Years later when Vietnam declared its independence in 1945, Ho included these memorable words in his speech to Hanoi’s masses, “All men are created equal. They are endowed by their creator with certain unalienable rights, among these are life, liberty and the pursuit of happiness.” As part of his announcement of an independent Vietnam, Ho plagiarized part of the text of the American Declaration of Independence. Ho was also happy to receive weapons from America used to fight the Japanese during WW II, but that was before the cold war. Ho didn’t turn against Americans until later, when the US began supporting the French colonials.

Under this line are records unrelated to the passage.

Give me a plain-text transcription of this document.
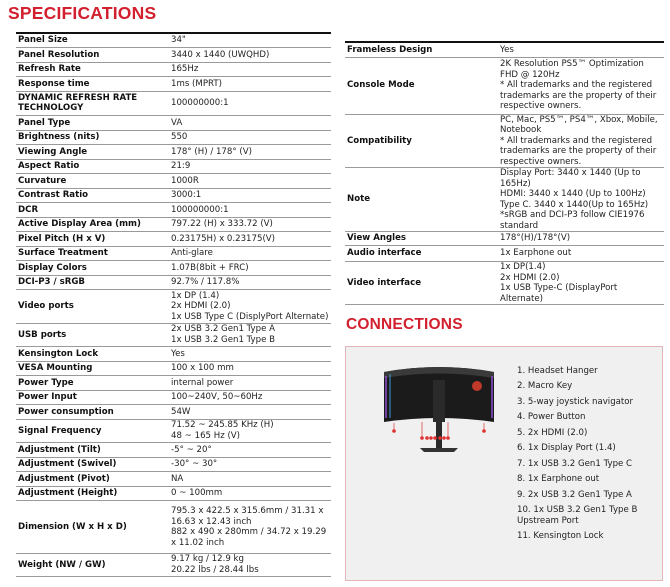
SPECIFICATIONS
Panel Size	34"
Panel Resolution	3440 x 1440 (UWQHD)
Refresh Rate	165Hz
Response time	1ms (MPRT)
DYNAMIC REFRESH RATE TECHNOLOGY	100000000:1
Panel Type	VA
Brightness (nits)	550
Viewing Angle	178° (H) / 178° (V)
Aspect Ratio	21:9
Curvature	1000R
Contrast Ratio	3000:1
DCR	100000000:1
Active Display Area (mm)	797.22 (H) x 333.72 (V)
Pixel Pitch (H x V)	0.23175H) x 0.23175(V)
Surface Treatment	Anti-glare
Display Colors	1.07B(8bit + FRC)
DCI-P3 / sRGB	92.7% / 117.8%
Video ports	1x DP (1.4)
2x HDMI (2.0)
1x USB Type C (DisplyPort Alternate)
USB ports	2x USB 3.2 Gen1 Type A
1x USB 3.2 Gen1 Type B
Kensington Lock	Yes
VESA Mounting	100 x 100 mm
Power Type	internal power
Power Input	100~240V, 50~60Hz
Power consumption	54W
Signal Frequency	71.52 ~ 245.85 KHz (H)
48 ~ 165 Hz (V)
Adjustment (Tilt)	-5° ~ 20°
Adjustment (Swivel)	-30° ~ 30°
Adjustment (Pivot)	NA
Adjustment (Height)	0 ~ 100mm
Dimension (W x H x D)	795.3 x 422.5 x 315.6mm / 31.31 x 16.63 x 12.43 inch
882 x 490 x 280mm / 34.72 x 19.29 x 11.02 inch
Weight (NW / GW)	9.17 kg / 12.9 kg
20.22 lbs / 28.44 lbs
Frameless Design	Yes
Console Mode	2K Resolution PS5™ Optimization
FHD @ 120Hz
* All trademarks and the registered trademarks are the property of their respective owners.
Compatibility	PC, Mac, PS5™, PS4™, Xbox, Mobile, Notebook
* All trademarks and the registered trademarks are the property of their respective owners.
Note	Display Port: 3440 x 1440 (Up to 165Hz)
HDMI: 3440 x 1440 (Up to 100Hz)
Type C. 3440 x 1440(Up to 165Hz)
*sRGB and DCI-P3 follow CIE1976 standard
View Angles	178°(H)/178°(V)
Audio interface	1x Earphone out
Video interface	1x DP(1.4)
2x HDMI (2.0)
1x USB Type-C (DisplayPort Alternate)
CONNECTIONS
1. Headset Hanger
2. Macro Key
3. 5-way joystick navigator
4. Power Button
5. 2x HDMI (2.0)
6. 1x Display Port (1.4)
7. 1x USB 3.2 Gen1 Type C
8. 1x Earphone out
9. 2x USB 3.2 Gen1 Type A
10. 1x USB 3.2 Gen1 Type B
Upstream Port
11. Kensington Lock
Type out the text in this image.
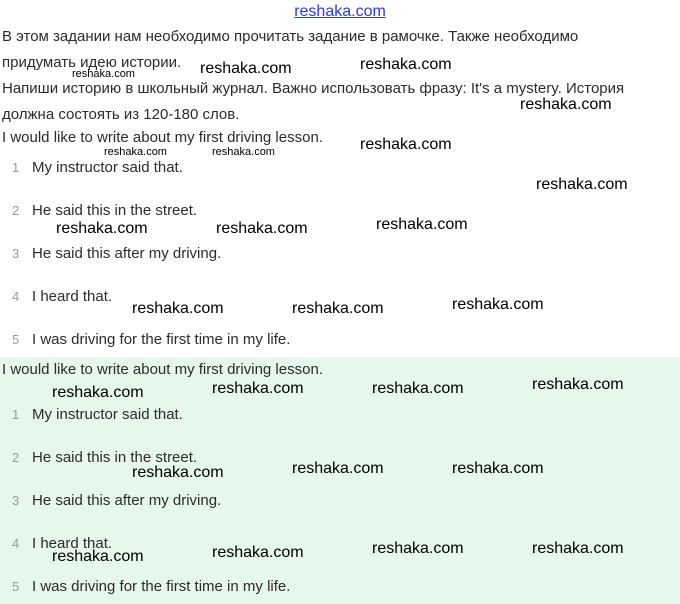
reshaka.com

В этом задании нам необходимо прочитать задание в рамочке. Также необходимо

придумать идею истории.

Напиши историю в школьный журнал. Важно использовать фразу: It's a mystery. История

должна состоять из 120-180 слов.

I would like to write about my first driving lesson.
1 My instructor said that.
2 He said this in the street.
3 He said this after my driving.
4 I heard that.
5 I was driving for the first time in my life.
I would like to write about my first driving lesson.
1 My instructor said that.
2 He said this in the street.
3 He said this after my driving.
4 I heard that.
5 I was driving for the first time in my life.
reshaka.com	reshaka.com	reshaka.com
reshaka.com
reshaka.com	reshaka.com	reshaka.com
reshaka.com
reshaka.com	reshaka.com	reshaka.com
reshaka.com	reshaka.com	reshaka.com
reshaka.com	reshaka.com	reshaka.com	reshaka.com
reshaka.com	reshaka.com	reshaka.com
reshaka.com	reshaka.com	reshaka.com	reshaka.com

Ho with sailors from East Germany (Source: German archives) |
Ho didn’t intend for his body to end up like this. It’s said that he wanted to be cremated, but the communists who replaced him had different ideas. Just like the Russians did with Lenin’s body, and the Chinese did with Mao’s body, the Vietnamese built a grand mausoleum, and put his preserved corpse here on display. It’s like a state funeral that never ends.
Rumors abound that Ho’s actual body isn't even displayed anymore. The word is what I’m seeing now is only a wax dummy. Looking at his lifeless face, it’s hard to tell. Photos aren't allowed inside, and visitors are left to guess for themselves. Is it really him? Only Vietnam’s top brass and the morticians know for sure.
With the crowd gently pushing me from behind, the queue continues forward quietly. Before I know it, I’m out of the room, and soon I’m out of the building. Looking around, I see Vietnam’s adoration of Ho isn’t limited to his mausoleum. As part of their enduring cult of personality for Ho, next door they built a Ho Chi Minh Museum. It’s a big imposing structure, much larger than the Ho Chi Minh Museum I already saw in Saigon, (or should I say, Ho Chi Minh City.) Making for a bit of overkill, there’s another Ho Chi Minh Museum in Danang, still another in Pleiku, and so on. Perhaps due to hero worship or misplaced patriotism, the government decided to have multiple museums across the country dedicated to old Uncle Ho. Attendance at those museums is sparse, unlike the long lines of people who came to see Ho’s body today.
Later after leaving the complex, I catch a taxi and return to Hanoi's Old Town. Upon telling a Vietnamese friend that I went to see the mausoleum, she asks me, “Did you say hello to my Uncle Ho?"
“Yeah,” I answer, “but he didn’t say anything back to me.”